This is the mail archive of the
mailing list for the GCC project.
Re: [PATCH] PR18002: Undo fold_single_bit_test in do_jump
- From: Roger Sayle <roger at eyesopen dot com>
- To: Paul Schlie <schlie at comcast dot net>
- Cc: Ian Lance Taylor <ian at wasabisystems dot com>, <gcc-patches at gcc dot gnu dot org>, <gcc at gcc dot gnu dot org>
- Date: Thu, 9 Dec 2004 09:05:33 -0700 (MST)

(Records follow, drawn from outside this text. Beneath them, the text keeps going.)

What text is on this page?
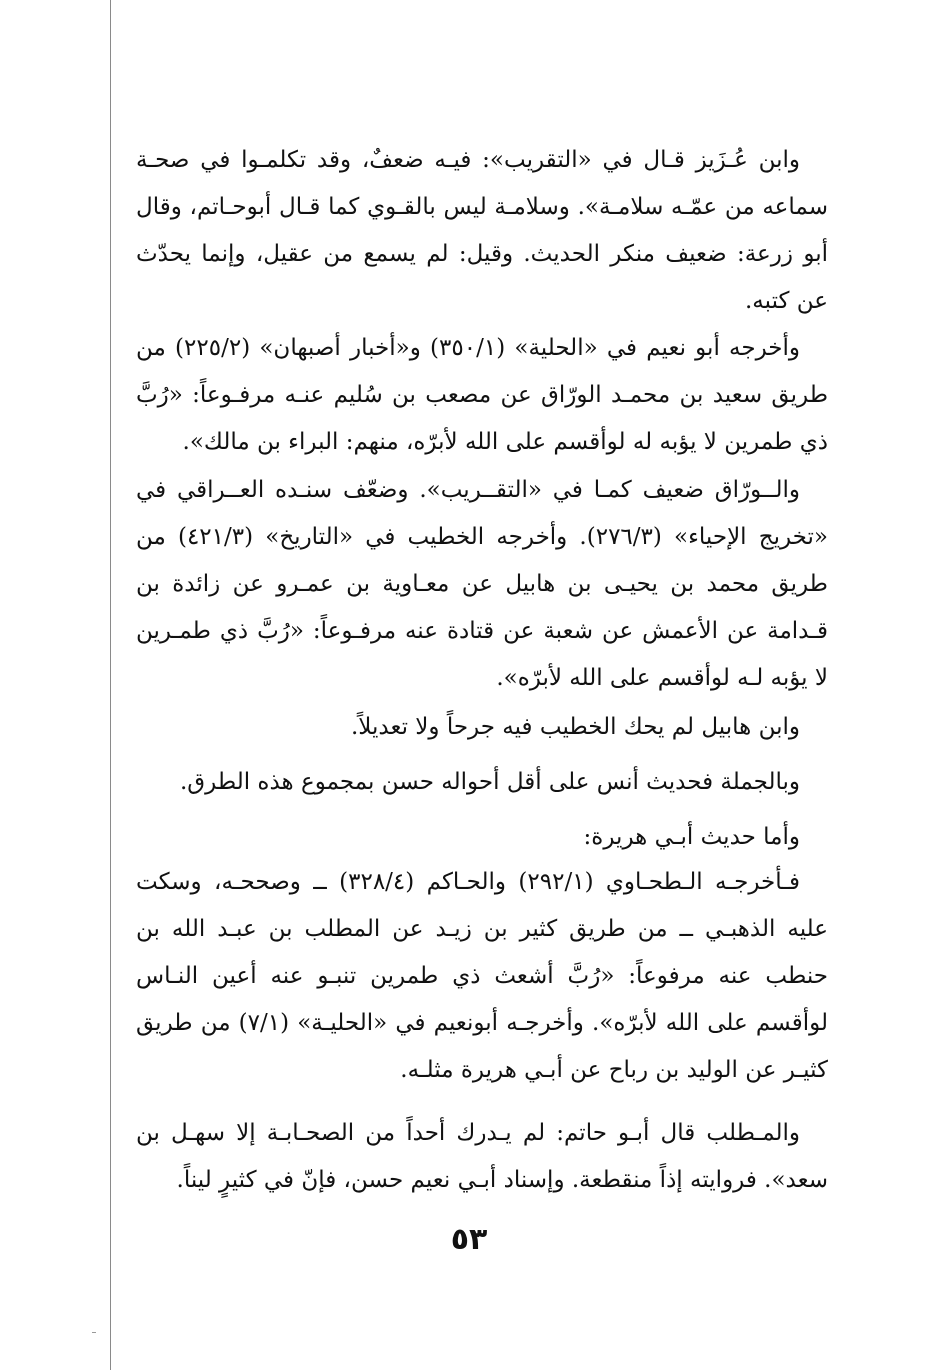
وابن عُـزَيز قـال في «التقريب»: فيـه ضعفٌ، وقد تكلمـوا في صحـة سماعه من عمّـه سلامـة». وسلامـة ليس بالقـوي كما قـال أبوحـاتم، وقال أبو زرعة: ضعيف منكر الحديث. وقيل: لم يسمع من عقيل، وإنما يحدّث عن كتبه.

وأخرجه أبو نعيم في «الحلية» (٣٥٠/١) و«أخبار أصبهان» (٢٢٥/٢) من طريق سعيد بن محمـد الورّاق عن مصعب بن سُليم عنـه مرفـوعاً: «رُبَّ ذي طمرين لا يؤبه له لوأقسم على الله لأبرّه، منهم: البراء بن مالك».

والــورّاق ضعيف كمـا في «التقــريب». وضعّف سنـده العــراقي في «تخريج الإحياء» (٢٧٦/٣). وأخرجه الخطيب في «التاريخ» (٤٢١/٣) من طريق محمد بن يحيـى بن هابيل عن معـاوية بن عمـرو عن زائدة بن قـدامة عن الأعمش عن شعبة عن قتادة عنه مرفـوعاً: «رُبَّ ذي طمـرين لا يؤبه لـه لوأقسم على الله لأبرّه».

وابن هابيل لم يحك الخطيب فيه جرحاً ولا تعديلاً.

وبالجملة فحديث أنس على أقل أحواله حسن بمجموع هذه الطرق.

وأما حديث أبـي هريرة:

فـأخرجـه الـطحـاوي (٢٩٢/١) والحـاكم (٣٢٨/٤) ــ وصححـه، وسكت عليه الذهبـي ــ من طريق كثير بن زيـد عن المطلب بن عبـد الله بن حنطب عنه مرفوعاً: «رُبَّ أشعث ذي طمرين تنبـو عنه أعين النـاس لوأقسم على الله لأبرّه». وأخرجـه أبونعيم في «الحليـة» (٧/١) من طريق كثيـر عن الوليد بن رباح عن أبـي هريرة مثلـه.

والمـطلب قال أبـو حاتم: لم يـدرك أحداً من الصحـابـة إلا سهـل بن سعد». فروايته إذاً منقطعة. وإسناد أبـي نعيم حسن، فإنّ في كثيرٍ ليناً.

٥٣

- Subject: Re: [PATCH] PR18002: Undo fold_single_bit_test in do_jump
On Thu, 9 Dec 2004, Paul Schlie wrote:
> Thanks for the clarification of context, but the problem introduced
> by the initial transform of expressions of the form:
> if (x & <pow2-const>) ... else ... ; // which is a typical bit test
> if ((x >> <log2-const>) & 1) ... else ... ;
> Wreak havoc on targets with relatively inefficient shifts, and seems
> generally counter productive in circumstances where conditional jumps
> are inherently unavoidable, therefore would be nice, if not imperative,
> to have remedied. (which I had hoped the refinement was attempting to
I think you have a fundamental misunderstanding about how and why
code transformations are applied in modern optimizing compilers.
Many of the transformations that a compiler makes to a program do
not concern code generation at all and are often not optimizations.
The easiest to understand canonicalization transformation is for
commutative binary operators, where a compiler will transform the
tree "1 + x" into the equivalent "x + 1". Typically this will not
improve performance or even affect the code we generate. Instead
the motivation is that it greatly simplifies the task of recognizing
a tree that represents an addition by a constant. This improves
compile-time performance and reduces the amount of code needed to
write a compiler.
The next level up, might be the canonicalization of "x + x" into
the equivalent "x * 2". This transformation is critical for things
such as recognizing that "x + x + x + x" is the same as "x * 4".
However, notice that on most modern processors, a multiplication
is typically much slower than an addition. This canonicalization
would appear to hurt performance and be a pessimization. The important
thing to realize is that GCC's tree representation is an abstract
intermediate form that represents the semantics of a program, and
unlike RTL, it is not a faithful representation of the code that will
be executed. The important bit to notice is that although at the tree
level we convert "x + x" to "x * 2", which is easier to analyse and
manipulate, at RTL expansion time, we convert "x * 2" back into a
single addition before the compiler's output is generated.
Internally, "if (x & C)" has the semantics "if ((x & C) != 0)" when
interpreted by language front-ends. Which is a tree with two operators
a NE_EXPR and a BIT_AND_EXPR, which has identical semantics to
equivalent expression "(x >> C') & 1", which again has two operators
BIT_AND_EXPR and a RSHIFT_EXPR. Both are equivalent, so we can
CSE/GCSE the value of one into the use of the other, so that it makes
sense at the conceptual level that both are internally represented
The important thing to remember is that this is a semantic issue
and not a performance one. Which representation gets used for
trees is irrelevant provided that the final code we generate is
"optimal" for its context. In this particular case, it was historically
preferable to canonicalize to the shift-form, as this simplified the
task of when to undo the transformation on expansion into RTL form.
It is vital to get beyond the belief that tree-ssa form is related
to the efficiency of the final machine code. fold-const.c appears
to convert expressions into more expensive forms, gimplification
would appear to introduce large numbers of unnecessary variables and
trivial assignments between them, spliting loop headers and critical
blocks would appear to introduce large numbers of empty basic blocks
and unconditional jumps.
The truth is than none of the above should adversely affect a program's
performance, and indeed the goal of applying these transformations is
to improve the program globally, and not just tree-node by tree-node.
Hopefully, this explains why its not important that you're aware of
a tree transformation that appears counter-intuitive, only that the
code which is generated for the PRs is at least as efficient as it
was for 3.3.1, but also demonstrably more correct.